Ils s'installèrent côte à côte et Hanabi courut jusqu'à sa sœur depuis leur mère et Hinata la prit sur ses genoux, la câlinant contre elle et la laissant jouer avec ses nattes alors qu'on expliquait la situation.

– Sire Kakashi vient depuis Konoha pour nous annoncer une terrible nouvelle le Daimyō est malade, et je vais donc retourner à la capitale pour prendre sa place, Hiashi expliqua, mais Neiji n'était pas surpris. Jusqu'à ce que je sois couronné Daimyō, Hinata, Neiji, vous viendrez avec moi à la capitale et Yggalë sera confiée à Cho. Lorsque je serai Daimyō, Hinata, tu reviendras à Yggalë pour devenir Grande Dame. Cho me rejoindra avec Hanabi et nous resterons à Konoha.

– Mon oncle… Qu'en est-il de mon rôle ? demanda Neiji, l'estomac noué serait-il séparé d'Hinata ?

– Nous verrons au moment opportun. Peut-être auras-tu trouvé une épouse à Konoha ou te verras-tu confié des responsabilités dans le royaume.

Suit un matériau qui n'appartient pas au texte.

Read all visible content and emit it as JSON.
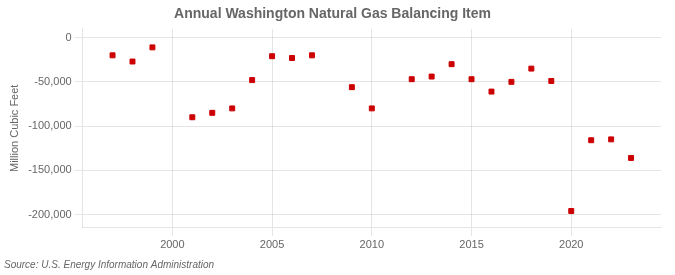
{
  "chart_data": {
    "type": "scatter",
    "title": "Annual Washington Natural Gas Balancing Item",
    "ylabel": "Million Cubic Feet",
    "source": "Source: U.S. Energy Information Administration",
    "x": [
      1997,
      1998,
      1999,
      2001,
      2002,
      2003,
      2004,
      2005,
      2006,
      2007,
      2009,
      2010,
      2012,
      2013,
      2014,
      2015,
      2016,
      2017,
      2018,
      2019,
      2020,
      2021,
      2022,
      2023
    ],
    "values": [
      -20000,
      -27000,
      -11000,
      -90000,
      -85000,
      -80000,
      -48000,
      -21000,
      -23000,
      -20000,
      -56000,
      -80000,
      -47000,
      -44000,
      -30000,
      -47000,
      -61000,
      -50000,
      -35000,
      -49000,
      -196000,
      -116000,
      -115000,
      -136000
    ],
    "color": "#cc0000",
    "marker": "square",
    "xlim": [
      1995.5,
      2024.5
    ],
    "xticks": [
      2000,
      2005,
      2010,
      2015,
      2020
    ],
    "ylim": [
      -215000,
      10000
    ],
    "yticks": [
      0,
      {
        "value": -50000,
        "label": "-50,000"
      },
      {
        "value": -100000,
        "label": "-100,000"
      },
      {
        "value": -150000,
        "label": "-150,000"
      },
      {
        "value": -200000,
        "label": "-200,000"
      }
    ],
    "grid": true
  }
}
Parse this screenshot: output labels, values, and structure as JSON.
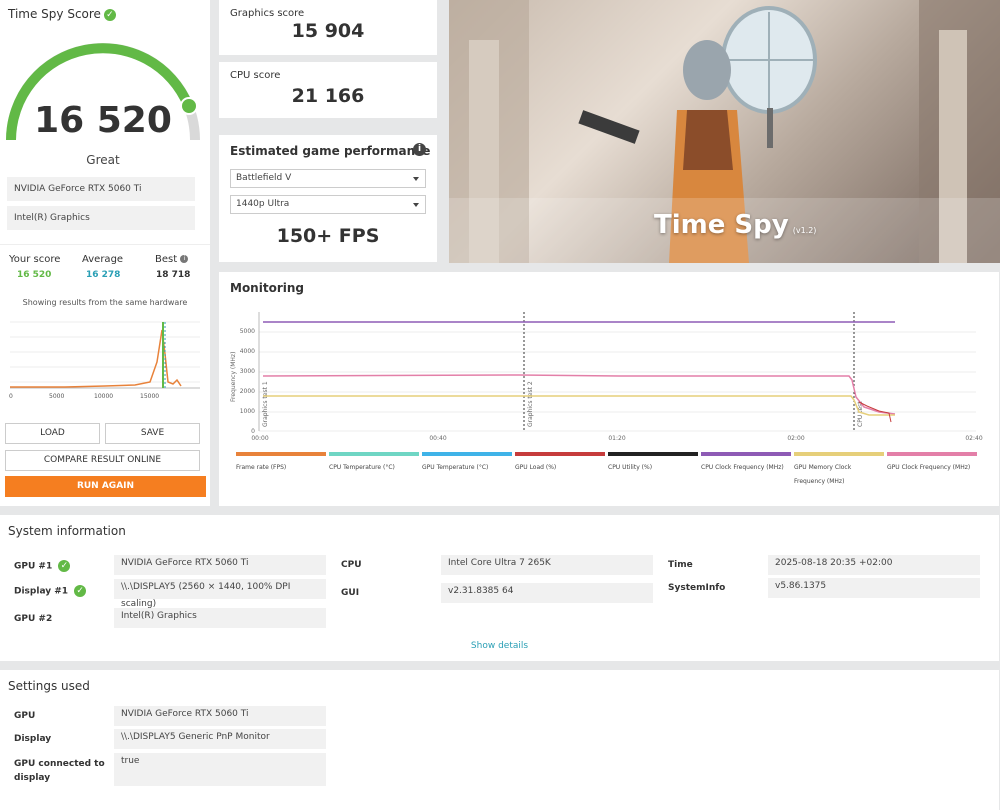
{
  "score": {
    "title": "Time Spy Score",
    "value": "16 520",
    "rating": "Great",
    "gpu_label": "NVIDIA GeForce RTX 5060 Ti",
    "igpu_label": "Intel(R) Graphics",
    "your_score_label": "Your score",
    "your_score": "16 520",
    "average_label": "Average",
    "average": "16 278",
    "best_label": "Best",
    "best": "18 718",
    "showing_text": "Showing results from the same hardware",
    "distribution_ticks": [
      "0",
      "5000",
      "10000",
      "15000"
    ],
    "load_label": "LOAD",
    "save_label": "SAVE",
    "compare_label": "COMPARE RESULT ONLINE",
    "run_again_label": "RUN AGAIN"
  },
  "graphics": {
    "label": "Graphics score",
    "value": "15 904"
  },
  "cpu": {
    "label": "CPU score",
    "value": "21 166"
  },
  "estimated": {
    "title": "Estimated game performance",
    "game": "Battlefield V",
    "preset": "1440p Ultra",
    "fps": "150+ FPS"
  },
  "hero": {
    "title": "Time Spy",
    "version": "(v1.2)"
  },
  "monitoring": {
    "title": "Monitoring",
    "y_axis_label": "Frequency (MHz)",
    "y_ticks": [
      "0",
      "1000",
      "2000",
      "3000",
      "4000",
      "5000"
    ],
    "x_ticks": [
      "00:00",
      "00:40",
      "01:20",
      "02:00",
      "02:40"
    ],
    "markers": [
      "Graphics test 1",
      "Graphics test 2",
      "CPU test"
    ],
    "legend": [
      {
        "label": "Frame rate (FPS)",
        "color": "#e8823a"
      },
      {
        "label": "CPU Temperature (°C)",
        "color": "#6fd6c4"
      },
      {
        "label": "GPU Temperature (°C)",
        "color": "#3fb3e8"
      },
      {
        "label": "GPU Load (%)",
        "color": "#c63c3c"
      },
      {
        "label": "CPU Utility (%)",
        "color": "#222222"
      },
      {
        "label": "CPU Clock Frequency (MHz)",
        "color": "#8e5bb5"
      },
      {
        "label": "GPU Memory Clock Frequency (MHz)",
        "color": "#e6cf7a"
      },
      {
        "label": "GPU Clock Frequency (MHz)",
        "color": "#e37fa8"
      }
    ]
  },
  "system_info": {
    "title": "System information",
    "gpu1_label": "GPU #1",
    "gpu1_value": "NVIDIA GeForce RTX 5060 Ti",
    "display1_label": "Display #1",
    "display1_value": "\\\\.\\DISPLAY5 (2560 × 1440, 100% DPI scaling)",
    "gpu2_label": "GPU #2",
    "gpu2_value": "Intel(R) Graphics",
    "cpu_label": "CPU",
    "cpu_value": "Intel Core Ultra 7 265K",
    "gui_label": "GUI",
    "gui_value": "v2.31.8385 64",
    "time_label": "Time",
    "time_value": "2025-08-18 20:35 +02:00",
    "sysinfo_label": "SystemInfo",
    "sysinfo_value": "v5.86.1375",
    "show_details": "Show details"
  },
  "settings": {
    "title": "Settings used",
    "gpu_label": "GPU",
    "gpu_value": "NVIDIA GeForce RTX 5060 Ti",
    "display_label": "Display",
    "display_value": "\\\\.\\DISPLAY5 Generic PnP Monitor",
    "gpu_connected_label": "GPU connected to display",
    "gpu_connected_value": "true"
  },
  "colors": {
    "accent_orange": "#f57e20",
    "score_green": "#62b946",
    "average_blue": "#2a9fb5",
    "link_teal": "#2a9fb5"
  }
}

Neiji hocha la tête, retenant une réponse acerbe. Il se moquait bien du royaume ! Il voulait rester auprès d'Hinata, vivre à Yggalë, et s'il devait avoir une épouse, qu'ils vivent à Yggalë. En tant que futur bras droit de l'héritière de la région, il se devait de vivre à Perleforêt. Il observa le visage de sa cousine son masque d'inquiétude pour le Daimyō et de bienséance était parfait, et ceux qui ne la connaissaient pas aussi bien que lui ne sauraient jamais qu'elle mentait. Hinata n'était pas attristée par l'état de santé du Daimyō elle ne lui souhaitait aucun mal, elle ne souhaitait aucun mal à qui que ce fût, mais elle n'éprouvait rien pour le Daimyō.

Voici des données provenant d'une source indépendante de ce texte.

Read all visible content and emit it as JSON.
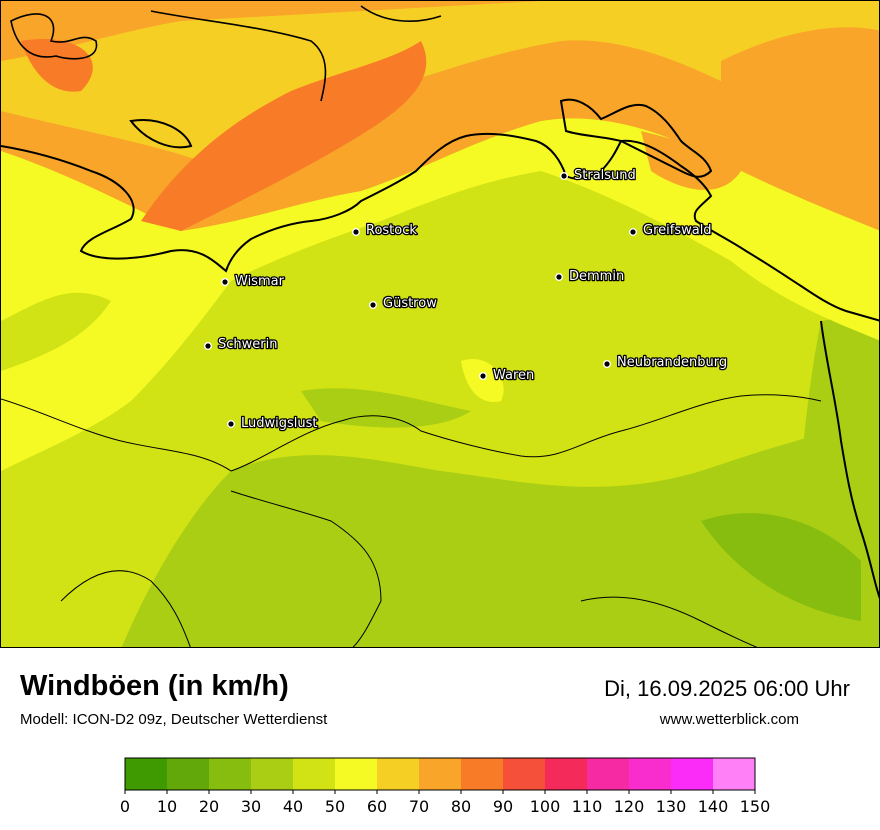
{
  "header": {
    "title": "Windböen (in km/h)",
    "subtitle": "Modell: ICON-D2 09z, Deutscher Wetterdienst",
    "datetime": "Di, 16.09.2025 06:00 Uhr",
    "website": "www.wetterblick.com"
  },
  "cities": [
    {
      "name": "Stralsund"
    },
    {
      "name": "Rostock"
    },
    {
      "name": "Greifswald"
    },
    {
      "name": "Wismar"
    },
    {
      "name": "Demmin"
    },
    {
      "name": "Güstrow"
    },
    {
      "name": "Schwerin"
    },
    {
      "name": "Neubrandenburg"
    },
    {
      "name": "Waren"
    },
    {
      "name": "Ludwigslust"
    }
  ],
  "legend": {
    "unit": "km/h",
    "ticks": [
      "0",
      "10",
      "20",
      "30",
      "40",
      "50",
      "60",
      "70",
      "80",
      "90",
      "100",
      "110",
      "120",
      "130",
      "140",
      "150"
    ],
    "colors": [
      "#3f9a01",
      "#62a80b",
      "#86bd0f",
      "#a9ce14",
      "#d1e314",
      "#f5fa25",
      "#f6cf24",
      "#f8a52a",
      "#f87b27",
      "#f5503a",
      "#f42a5a",
      "#f62aa3",
      "#f92ccd",
      "#fb2cf7",
      "#ff80f7"
    ]
  }
}
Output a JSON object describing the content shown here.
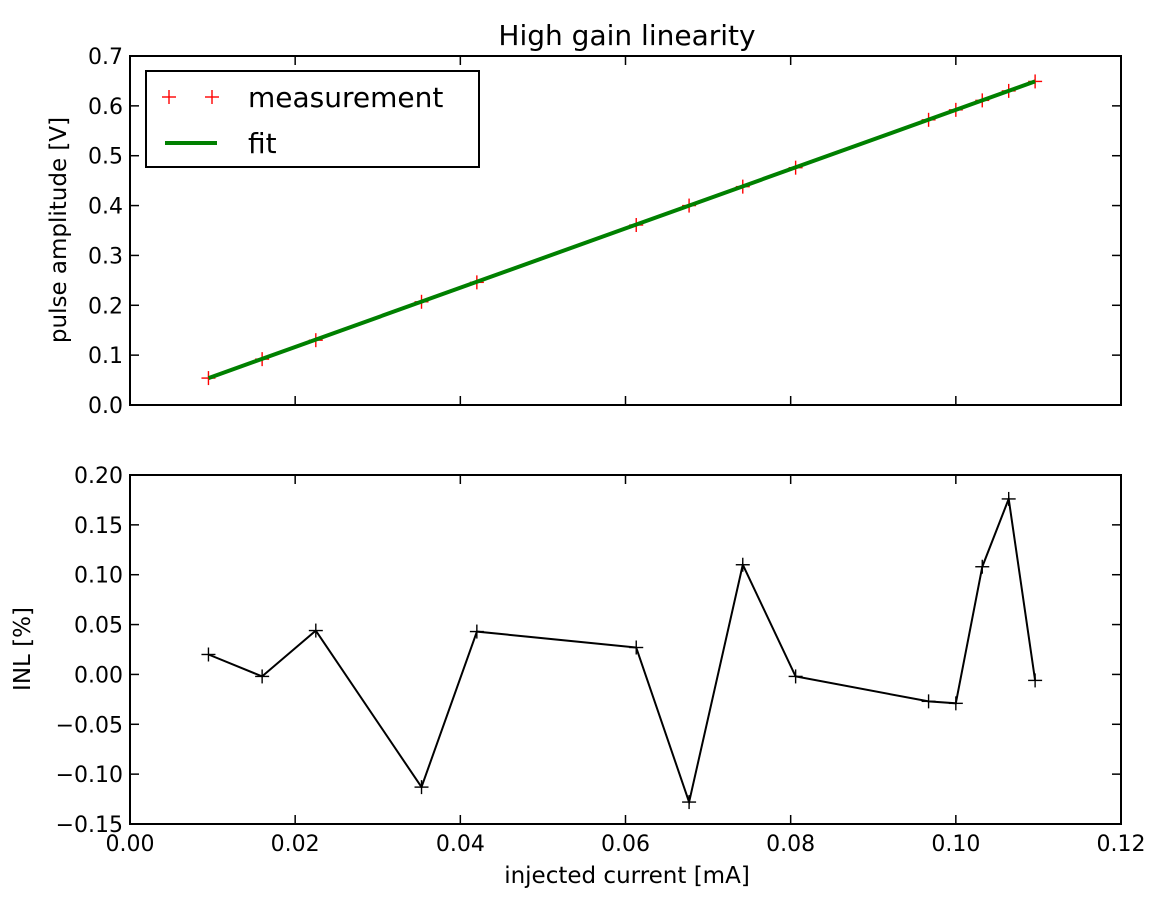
{
  "chart_data": [
    {
      "type": "line",
      "title": "High gain linearity",
      "xlabel": "",
      "ylabel": "pulse amplitude [V]",
      "xlim": [
        0.0,
        0.12
      ],
      "ylim": [
        0.0,
        0.7
      ],
      "xticks": [
        0.0,
        0.02,
        0.04,
        0.06,
        0.08,
        0.1,
        0.12
      ],
      "xtick_labels": [],
      "yticks": [
        0.0,
        0.1,
        0.2,
        0.3,
        0.4,
        0.5,
        0.6,
        0.7
      ],
      "ytick_labels": [
        "0.0",
        "0.1",
        "0.2",
        "0.3",
        "0.4",
        "0.5",
        "0.6",
        "0.7"
      ],
      "legend": {
        "position": "top-left",
        "entries": [
          "measurement",
          "fit"
        ]
      },
      "series": [
        {
          "name": "measurement",
          "style": "markers",
          "marker": "+",
          "color": "#ff0000",
          "x": [
            0.0095,
            0.016,
            0.0225,
            0.0353,
            0.042,
            0.0613,
            0.0677,
            0.0742,
            0.0806,
            0.0967,
            0.1,
            0.1032,
            0.1064,
            0.1096
          ],
          "y": [
            0.054,
            0.092,
            0.13,
            0.207,
            0.246,
            0.361,
            0.4,
            0.438,
            0.476,
            0.572,
            0.592,
            0.611,
            0.63,
            0.649
          ]
        },
        {
          "name": "fit",
          "style": "line",
          "color": "#008000",
          "x": [
            0.0095,
            0.1096
          ],
          "y": [
            0.054,
            0.649
          ]
        }
      ]
    },
    {
      "type": "line",
      "title": "",
      "xlabel": "injected current [mA]",
      "ylabel": "INL [%]",
      "xlim": [
        0.0,
        0.12
      ],
      "ylim": [
        -0.15,
        0.2
      ],
      "xticks": [
        0.0,
        0.02,
        0.04,
        0.06,
        0.08,
        0.1,
        0.12
      ],
      "xtick_labels": [
        "0.00",
        "0.02",
        "0.04",
        "0.06",
        "0.08",
        "0.10",
        "0.12"
      ],
      "yticks": [
        -0.15,
        -0.1,
        -0.05,
        0.0,
        0.05,
        0.1,
        0.15,
        0.2
      ],
      "ytick_labels": [
        "−0.15",
        "−0.10",
        "−0.05",
        "0.00",
        "0.05",
        "0.10",
        "0.15",
        "0.20"
      ],
      "series": [
        {
          "name": "",
          "style": "line+markers",
          "marker": "+",
          "color": "#000000",
          "x": [
            0.0095,
            0.016,
            0.0225,
            0.0353,
            0.042,
            0.0613,
            0.0677,
            0.0742,
            0.0806,
            0.0967,
            0.1,
            0.1032,
            0.1064,
            0.1096
          ],
          "y": [
            0.02,
            -0.002,
            0.044,
            -0.113,
            0.043,
            0.027,
            -0.128,
            0.11,
            -0.002,
            -0.027,
            -0.029,
            0.108,
            0.176,
            -0.006
          ]
        }
      ]
    }
  ]
}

Quelques autres informations qu'il trouva inintéressantes au mieux furent échangées, l'arrivée tardive de son père interrompant brièvement la discussion, puis on leur donna l'autorisation de partir, et il emboîta immédiatement à Hinata, qui lui prit le bras pour une balade dans les jardins, Hanabi sur ses épaules. Sa cousine était la seule personne qui le comprenait réellement, et il était le seul à la comprendre. Yggalë serait prospère pour des décennies sous leur règne.